Jual Beli Online menurut Hukum Islam
Monday, 16 September 2019
Dalam aspek hukum Islam pada dasarnya jual beli online adalah mubah kecuali ada dalil yang melarangnya. Banyak sekali ayat Alqur'an yang menjelaskan bahwa berbisnis online ini diperbolehkan selagi tidak terdapat unsur riba, kedzaliman, monopoli, dan penipuan. Bahaya riba terdapat dalam alquran diantaranya di QS. al Baqarah [2] ;275- 278, adan 279, QS. Ar- Rum [30]; 39, QS. An- Nisa [4]; 131.
Rasulullah Saw mengisyaratkan bahwa jual beli itu halal selagi suka sama suka ( antaradhin ). Karena berbisnis atau jualbeli melalui online memiliki dampak positif karena dianggap cepat, praktis, dan mudah. Allah swt berfirman dalam QS. Al- Baqarah [2]: 275:
…. Allah tlah menghalalkan jualbeli dan mengharamkan riba…”
al- Ba’i (jual-beli) dalam ayat termasuk didalamya berbisnis atau jual beli melalui online.[1] Namun jual beli online harus memenuhi syarat – syarat tertentu boleh atau tidaknya dilakukan. Adapun syarat mendasar diperbolehkannya berbisnis atau jual beli melaui online adalah sebagai berikut:
- rukun dan syarat jual beli online tidak bertentangan dengan rukun dan syarat dalam sistem hukum perikatan Islam.
- Tidak mlanggar ketentuan syariat agama, seperti yang diharamkan dalam transaksi jual beli online yaitu, terdapat unsur- unsur haram, seperti riba, gharar (penipuan), bahaya, ketidakjelasan, merugikan hak orang lain, pemaksaan, dan barang atau jasa yang menjadi objek transaksi adalah halal.
- Adanya kesepakatan perjanjian diantara kedua belah pihak (penjual dan pembeli) jika ada sesuatu yang tidak di inginkan antara sepakat (alimdha’) atau pembatalan ( fasakh ).[2]

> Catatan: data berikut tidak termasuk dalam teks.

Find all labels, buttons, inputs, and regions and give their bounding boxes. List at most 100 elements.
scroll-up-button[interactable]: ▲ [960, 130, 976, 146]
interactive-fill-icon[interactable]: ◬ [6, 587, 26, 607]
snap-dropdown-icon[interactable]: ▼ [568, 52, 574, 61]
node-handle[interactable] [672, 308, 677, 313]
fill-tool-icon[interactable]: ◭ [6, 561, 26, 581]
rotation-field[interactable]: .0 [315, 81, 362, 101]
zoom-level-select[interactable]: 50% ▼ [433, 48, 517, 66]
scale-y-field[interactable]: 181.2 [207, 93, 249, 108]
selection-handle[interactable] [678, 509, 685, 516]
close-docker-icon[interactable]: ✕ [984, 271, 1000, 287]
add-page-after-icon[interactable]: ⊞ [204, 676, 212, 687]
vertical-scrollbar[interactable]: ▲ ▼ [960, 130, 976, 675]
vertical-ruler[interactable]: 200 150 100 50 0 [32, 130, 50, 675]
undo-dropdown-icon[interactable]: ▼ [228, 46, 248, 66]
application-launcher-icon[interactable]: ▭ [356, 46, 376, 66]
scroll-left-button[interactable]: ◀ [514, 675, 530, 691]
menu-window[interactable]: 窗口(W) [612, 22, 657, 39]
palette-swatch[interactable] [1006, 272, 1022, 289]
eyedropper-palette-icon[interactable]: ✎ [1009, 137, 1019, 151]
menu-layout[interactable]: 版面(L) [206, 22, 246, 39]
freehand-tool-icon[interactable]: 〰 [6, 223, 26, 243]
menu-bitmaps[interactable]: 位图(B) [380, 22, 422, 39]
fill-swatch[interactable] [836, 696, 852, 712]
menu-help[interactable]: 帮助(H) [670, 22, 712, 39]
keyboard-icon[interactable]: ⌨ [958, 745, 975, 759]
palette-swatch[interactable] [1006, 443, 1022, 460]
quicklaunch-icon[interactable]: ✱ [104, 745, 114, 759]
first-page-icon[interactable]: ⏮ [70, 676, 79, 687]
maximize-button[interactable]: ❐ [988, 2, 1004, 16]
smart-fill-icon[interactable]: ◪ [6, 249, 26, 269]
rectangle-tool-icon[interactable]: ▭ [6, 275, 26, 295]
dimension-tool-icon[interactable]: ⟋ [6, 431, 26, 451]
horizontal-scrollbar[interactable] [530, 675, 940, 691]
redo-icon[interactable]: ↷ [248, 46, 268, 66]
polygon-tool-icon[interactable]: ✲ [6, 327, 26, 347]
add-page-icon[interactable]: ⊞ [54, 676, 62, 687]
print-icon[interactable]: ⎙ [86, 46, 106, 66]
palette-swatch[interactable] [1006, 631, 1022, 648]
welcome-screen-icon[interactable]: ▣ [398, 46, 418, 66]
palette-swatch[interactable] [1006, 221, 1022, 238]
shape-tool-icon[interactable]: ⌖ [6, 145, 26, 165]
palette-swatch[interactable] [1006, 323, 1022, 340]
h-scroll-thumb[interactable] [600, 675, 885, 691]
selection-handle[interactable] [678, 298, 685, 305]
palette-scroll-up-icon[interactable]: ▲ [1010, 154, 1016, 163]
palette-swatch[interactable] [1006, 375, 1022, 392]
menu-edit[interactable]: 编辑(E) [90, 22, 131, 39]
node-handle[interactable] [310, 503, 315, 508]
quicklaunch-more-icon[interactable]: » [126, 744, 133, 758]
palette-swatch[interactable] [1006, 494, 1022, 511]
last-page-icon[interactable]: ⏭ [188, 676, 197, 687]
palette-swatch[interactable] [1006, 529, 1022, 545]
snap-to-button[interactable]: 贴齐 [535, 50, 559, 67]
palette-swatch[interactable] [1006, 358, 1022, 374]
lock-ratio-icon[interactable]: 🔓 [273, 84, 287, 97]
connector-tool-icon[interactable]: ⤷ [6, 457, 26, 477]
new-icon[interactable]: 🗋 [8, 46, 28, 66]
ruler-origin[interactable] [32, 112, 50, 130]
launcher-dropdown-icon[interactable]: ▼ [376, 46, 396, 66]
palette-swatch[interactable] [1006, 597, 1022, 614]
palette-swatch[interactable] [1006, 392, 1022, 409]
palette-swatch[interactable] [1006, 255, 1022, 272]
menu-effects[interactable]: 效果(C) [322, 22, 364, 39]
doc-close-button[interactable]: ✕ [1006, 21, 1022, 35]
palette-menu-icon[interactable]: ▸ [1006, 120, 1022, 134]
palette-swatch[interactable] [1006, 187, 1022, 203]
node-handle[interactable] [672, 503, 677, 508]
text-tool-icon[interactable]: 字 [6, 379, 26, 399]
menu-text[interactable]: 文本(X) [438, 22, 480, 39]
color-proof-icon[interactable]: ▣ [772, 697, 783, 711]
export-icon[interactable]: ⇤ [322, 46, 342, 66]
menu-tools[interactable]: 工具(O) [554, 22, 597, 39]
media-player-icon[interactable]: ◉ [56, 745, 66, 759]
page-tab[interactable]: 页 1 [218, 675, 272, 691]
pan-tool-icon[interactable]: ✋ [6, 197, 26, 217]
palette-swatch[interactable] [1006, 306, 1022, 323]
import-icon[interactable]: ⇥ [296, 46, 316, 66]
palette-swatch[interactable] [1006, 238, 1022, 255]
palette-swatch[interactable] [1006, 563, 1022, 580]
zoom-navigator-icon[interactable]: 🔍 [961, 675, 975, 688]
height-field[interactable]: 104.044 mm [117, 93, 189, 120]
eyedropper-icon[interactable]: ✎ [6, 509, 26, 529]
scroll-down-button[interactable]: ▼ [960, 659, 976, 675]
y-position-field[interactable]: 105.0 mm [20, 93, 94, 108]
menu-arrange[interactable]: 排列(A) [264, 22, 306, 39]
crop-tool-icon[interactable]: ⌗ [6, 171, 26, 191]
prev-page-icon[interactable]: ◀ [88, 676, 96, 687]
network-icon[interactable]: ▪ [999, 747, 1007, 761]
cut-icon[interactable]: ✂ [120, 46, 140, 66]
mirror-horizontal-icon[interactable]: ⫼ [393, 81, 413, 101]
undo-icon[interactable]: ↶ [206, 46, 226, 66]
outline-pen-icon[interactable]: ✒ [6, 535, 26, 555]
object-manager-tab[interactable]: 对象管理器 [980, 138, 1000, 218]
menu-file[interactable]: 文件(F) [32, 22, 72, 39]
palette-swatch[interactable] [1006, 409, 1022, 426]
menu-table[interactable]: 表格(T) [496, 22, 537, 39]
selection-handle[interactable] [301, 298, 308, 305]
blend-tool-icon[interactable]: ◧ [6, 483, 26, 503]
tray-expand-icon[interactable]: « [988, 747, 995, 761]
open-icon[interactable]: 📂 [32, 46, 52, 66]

- Adanya kontrol, sanksi dan aturan hukum yang tegas (lembaga yang berkompeten) untuk menjamin bolehnya berbisnis yang dilakukan transaksinya melaui online bagi masyarakat.[3]
Hal yang sangat beresiko dalam transaksi online adalah adanya unsur gharar (penipuan atau sesuatu yang meragukan). Gharar adalah suatu akad yang tidak dapat diketahui secara jelas apakah efek akad bisa terlaksana atau tidak.[4] Peraturan Bank Indonesia No. 7/46/PBI/2005 dalam pasal 2 ayat 3 menjelaskan bahwa yang dimaksud “gharar” adalah transaksi yang mengandung tipuan dari salah satu pihak sehingga pihak yang lain dirugikan.
Gharar bisa disebabkan karena tidak adanya kemampuan pihak yang berakad untuk menyerahkan objek akad, lantaran tidak mempunyai wilayah atas objek, tidak adanya kejelasan sifat objek, volume dan waktu. Larangan gharar secara umum terdapat di dalam Quran Surat Luqman yang artinya : “… Sesungguhnya janji Alloh pasti lah benar, maka janganlah sekali- kalinya terpedaya oleh kehidupan dunia, dan janganlah sampai kalian terpedaya oleh para penipu dalam (mentaati Allah).”
RUJUKAN
- Tira Nur Fitria, “Bisnis Jual Beli Online ( Online Shop) dalam Hukum Islam dan Hukum Negara”, Jurnal Ilmiah Ekonomi Islam Vol. 03 No. 01, Maret 2017, h. 59
- Fitria, Bisnis… h. 59
- Ibid, h. 60
- Ghufon Adjib, Fiqh Muamalah II Kontemporer Indonesia, Semarang: CV Karya Abadi Jaya , 2015, h. 32.